The rain stick starts singing it’s tune, forcing Benny to stand.

He uses an honest-to-god handkerchief to dab away the tears in his eyes. “Seriously, the mental image of dangleberries is going to be seared into my brain now.”

“You’re welcome.” I smile.

He hands me my drink, shaking his head.

Benny goes to help the new customer, and I snag a seat at a table in the corner.

As I fire up my laptop, I think about the brunch I had with Izzy today. She told me all about how much she likes Zach, which is obvious to everyone, but then she went on with all the reasons why she can’t date him. I get it. I do. I’d agreed with the whole no hockey players thing for her, too. She’s the coach’s daughter, so yeah, don’t date the team. But that was before Zach fell into her lap.

She even asked me to help her arrange some dates. She wants to meet someone new to “get Zach out of her head." Like that will ever work.
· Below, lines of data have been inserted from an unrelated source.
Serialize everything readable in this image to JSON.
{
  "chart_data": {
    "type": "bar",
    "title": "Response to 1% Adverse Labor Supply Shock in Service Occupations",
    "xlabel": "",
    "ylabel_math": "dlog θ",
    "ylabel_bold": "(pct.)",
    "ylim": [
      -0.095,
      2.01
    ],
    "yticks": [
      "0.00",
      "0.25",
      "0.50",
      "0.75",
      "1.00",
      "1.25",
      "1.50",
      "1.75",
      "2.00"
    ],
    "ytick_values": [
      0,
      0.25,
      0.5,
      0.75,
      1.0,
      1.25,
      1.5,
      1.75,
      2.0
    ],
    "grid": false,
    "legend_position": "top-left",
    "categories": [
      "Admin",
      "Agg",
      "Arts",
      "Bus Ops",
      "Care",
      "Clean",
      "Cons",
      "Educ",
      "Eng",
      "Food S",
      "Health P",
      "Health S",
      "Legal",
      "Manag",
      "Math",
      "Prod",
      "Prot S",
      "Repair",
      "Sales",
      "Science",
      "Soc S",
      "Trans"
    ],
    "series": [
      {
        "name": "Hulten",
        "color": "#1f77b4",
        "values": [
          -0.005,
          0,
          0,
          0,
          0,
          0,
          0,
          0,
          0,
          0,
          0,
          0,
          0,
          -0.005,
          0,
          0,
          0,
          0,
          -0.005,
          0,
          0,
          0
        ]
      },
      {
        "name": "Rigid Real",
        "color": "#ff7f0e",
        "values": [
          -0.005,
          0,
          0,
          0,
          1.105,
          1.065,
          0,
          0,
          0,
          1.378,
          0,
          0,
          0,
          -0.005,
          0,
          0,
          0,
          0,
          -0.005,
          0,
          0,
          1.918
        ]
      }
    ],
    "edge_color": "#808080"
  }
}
But since setting people up is one of my favorite pastimes, I couldn’t say no.

Of course, I agreed knowing full well that I’d be sabotaging these dates by feeding the info to Zach. Now I just need to find the perfect date for Izzy.

Glancing up, I catch sight of Benny talking to a guy that looks just as young and hipster as he does. I’m pretty sure Benny’s in his seventh year of a four year college degree. He’s fun, chill, and probably has a ton of friends just like him. Friends that would be totally inappropriate for Izzy.

An idea unfurls in my mind. And, oh boy, this is gonna be fun.